Hebrews 4:15. "For we have not an high priest which cannot be touched with the feeling of our infirmities; but was in all points tempted like as we are, yet without sin."
Here are some scriptural evidences that throw light on the nature of Christ, which is represented in the Scriptures as a mystery (Matt. 11:27; Col. 1:27; 2:2; 1 Tim. 3: 16). In spite of the fact that this mystery can never be fully comprehended by man, we are encouraged to contemplate it and study it. That is, study what is revealed about it. (Phil. 3:8-10; John 17:3; 20:27.)
When we want a deep problem to study, let us fix our minds on the most marvelous thing that ever took place in earth or heaven—the incarnation of the Son of God—Ellen G. White manuscript 76, 1903, quoted in Questions on Doctrine, p. 65.
If we were to "fix our minds" on the abundance of light given to us in the Scriptures and the counsels of Ellen G. White on the subject of the incarnation of the Son of God, what conclusions would we reach? Were we to draw up a statement on the nature of Christ, as did the Council of Chalcedon, how would it be? I think the following could be a sample statement:
We believe that "the eternal heavenly dignitaries—God, and Christ, and the Holy Spirit—" are the "three living persons of the heavenly trio"—"one in nature, in character, in purpose," "in power and authority," in "substance" and in "attributes." And that Christ is "God essentially, and in the highest sense." He (Christ) is Jehovah, the eternal self-existent, uncreated One, Himself the source and sustainer of all" and that in Him "is life, original, unborrowed, underived." Like the Father Christ has life in Himself.

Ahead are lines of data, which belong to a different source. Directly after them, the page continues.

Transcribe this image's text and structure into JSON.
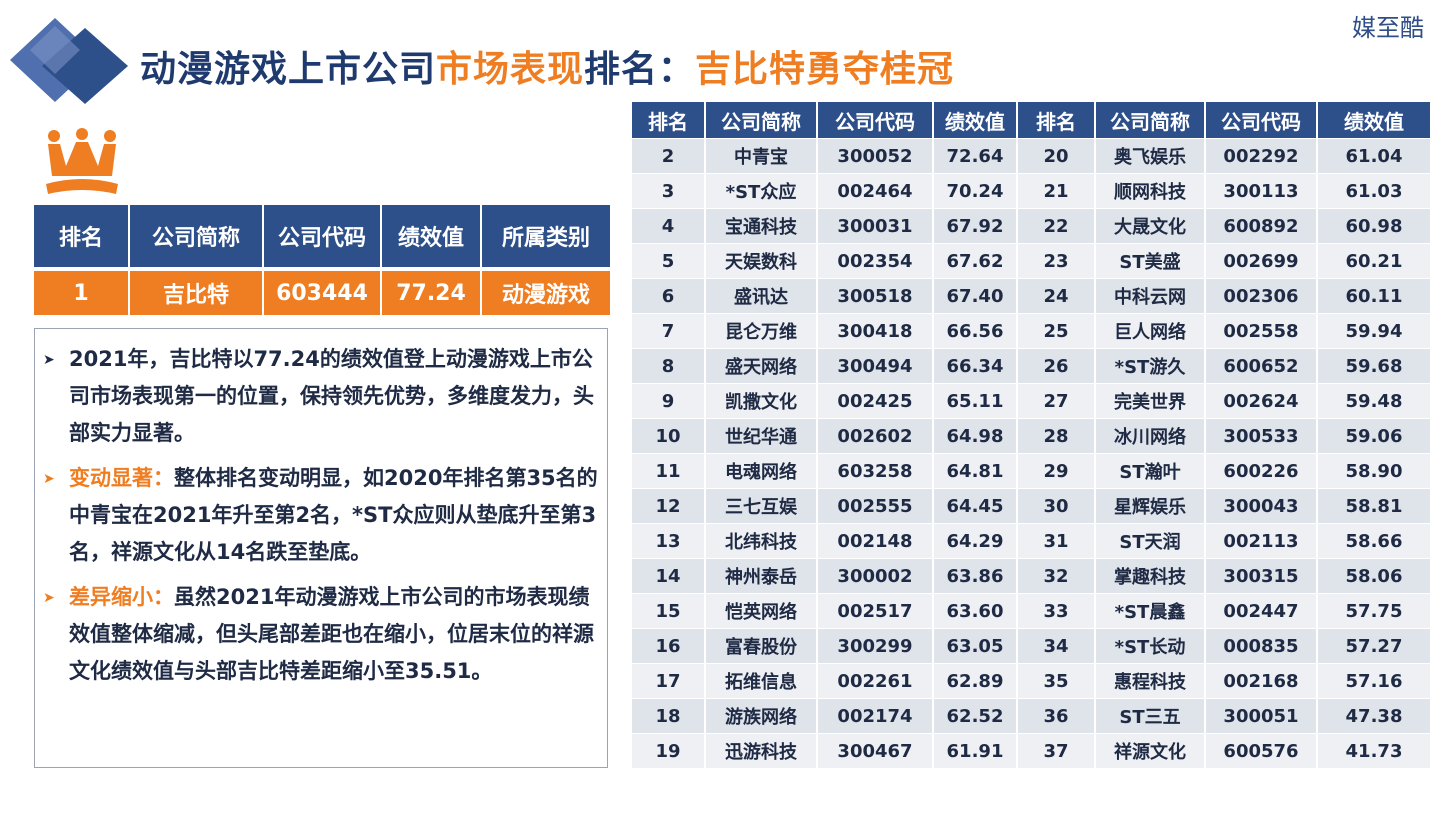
{
  "brand": "媒至酷",
  "title": {
    "part1": "动漫游戏上市公司",
    "part2": "市场表现",
    "part3": "排名：",
    "part4": "吉比特勇夺桂冠"
  },
  "colors": {
    "navy": "#2d4f8a",
    "orange": "#ef7d22",
    "row_light": "#eef0f4",
    "row_dark": "#dfe3ea"
  },
  "top_table": {
    "headers": [
      "排名",
      "公司简称",
      "公司代码",
      "绩效值",
      "所属类别"
    ],
    "row": [
      "1",
      "吉比特",
      "603444",
      "77.24",
      "动漫游戏"
    ]
  },
  "summary": {
    "p1": "2021年，吉比特以77.24的绩效值登上动漫游戏上市公司市场表现第一的位置，保持领先优势，多维度发力，头部实力显著。",
    "p2_lead": "变动显著：",
    "p2": "整体排名变动明显，如2020年排名第35名的中青宝在2021年升至第2名，*ST众应则从垫底升至第3名，祥源文化从14名跌至垫底。",
    "p3_lead": "差异缩小：",
    "p3": "虽然2021年动漫游戏上市公司的市场表现绩效值整体缩减，但头尾部差距也在缩小，位居末位的祥源文化绩效值与头部吉比特差距缩小至35.51。"
  },
  "rank_table": {
    "headers": [
      "排名",
      "公司简称",
      "公司代码",
      "绩效值",
      "排名",
      "公司简称",
      "公司代码",
      "绩效值"
    ],
    "rows": [
      [
        "2",
        "中青宝",
        "300052",
        "72.64",
        "20",
        "奥飞娱乐",
        "002292",
        "61.04"
      ],
      [
        "3",
        "*ST众应",
        "002464",
        "70.24",
        "21",
        "顺网科技",
        "300113",
        "61.03"
      ],
      [
        "4",
        "宝通科技",
        "300031",
        "67.92",
        "22",
        "大晟文化",
        "600892",
        "60.98"
      ],
      [
        "5",
        "天娱数科",
        "002354",
        "67.62",
        "23",
        "ST美盛",
        "002699",
        "60.21"
      ],
      [
        "6",
        "盛讯达",
        "300518",
        "67.40",
        "24",
        "中科云网",
        "002306",
        "60.11"
      ],
      [
        "7",
        "昆仑万维",
        "300418",
        "66.56",
        "25",
        "巨人网络",
        "002558",
        "59.94"
      ],
      [
        "8",
        "盛天网络",
        "300494",
        "66.34",
        "26",
        "*ST游久",
        "600652",
        "59.68"
      ],
      [
        "9",
        "凯撒文化",
        "002425",
        "65.11",
        "27",
        "完美世界",
        "002624",
        "59.48"
      ],
      [
        "10",
        "世纪华通",
        "002602",
        "64.98",
        "28",
        "冰川网络",
        "300533",
        "59.06"
      ],
      [
        "11",
        "电魂网络",
        "603258",
        "64.81",
        "29",
        "ST瀚叶",
        "600226",
        "58.90"
      ],
      [
        "12",
        "三七互娱",
        "002555",
        "64.45",
        "30",
        "星辉娱乐",
        "300043",
        "58.81"
      ],
      [
        "13",
        "北纬科技",
        "002148",
        "64.29",
        "31",
        "ST天润",
        "002113",
        "58.66"
      ],
      [
        "14",
        "神州泰岳",
        "300002",
        "63.86",
        "32",
        "掌趣科技",
        "300315",
        "58.06"
      ],
      [
        "15",
        "恺英网络",
        "002517",
        "63.60",
        "33",
        "*ST晨鑫",
        "002447",
        "57.75"
      ],
      [
        "16",
        "富春股份",
        "300299",
        "63.05",
        "34",
        "*ST长动",
        "000835",
        "57.27"
      ],
      [
        "17",
        "拓维信息",
        "002261",
        "62.89",
        "35",
        "惠程科技",
        "002168",
        "57.16"
      ],
      [
        "18",
        "游族网络",
        "002174",
        "62.52",
        "36",
        "ST三五",
        "300051",
        "47.38"
      ],
      [
        "19",
        "迅游科技",
        "300467",
        "61.91",
        "37",
        "祥源文化",
        "600576",
        "41.73"
      ]
    ]
  }
}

We further believe that "the Word was made flesh, and dwelt among us" and that "Christ did not make believe take human nature; He did verily take it. He did in reality possess human nature." He "was a real man. . . . God in the flesh." However, He never parted "with His divinity." "Divinity and humanity were mysteriously combined." "He veiled His divinity with the garb of humanity" "and man and God became one."
We also believe that "in taking upon Himself man's nature in its fallen condition, Christ did not in the least participate in its sin." "The perfect sinlessness of the human nature of Christ" was free from "the propensities of sin." He took "the nature but not the sinfulness of man." "He vanquished Satan in the same nature over which in Eden Satan obtained the victory." Christ "is the second Adam. The first Adam was created a pure, sinless being, without a taint of sin upon him." So in Christ also never "for one moment was there in Him an evil propensity." "Not even by a thought could Christ be brought to yield to the power of temptation." This, however, does not mean "that it was impossible for Christ to be overcome by temptation." For "then He could not have been placed in Adam's position; He could not have gained the victory that Adam failed to gain. . . . Our Saviour took humanity, with all its liabilities.
He took the nature of man, with the possibility of yielding to temptation. We have nothing to bear which He has not endured." Yet Christ never sinned. He said, "The prince of this world cometh, and hath nothing in Me."
Nevertheless, "Christ . . . loved the church, and gave himself for it" and was crucified. "When Christ was crucified, it was His human nature that died. Deity did not sink and die; that would have been impossible."
Furthermore, we believe that "in taking our nature, the Saviour has bound Himself to humanity by a tie that is never to be broken. Through the eternal ages He is linked with us. 'God so loved the world, that He gave His only-begotten Son.'"
In conclusion we affirm that "the doctrine of the incarnation of Christ in human flesh is a mystery, 'even the mystery which hath been hid from ages and from generations.' It is the great and profound mystery of godliness"—"a mystery that will not be fully, completely understood in all its greatness until the translation of the redeemed shall take place."
May God help us to be among the redeemed. Then we shall understand.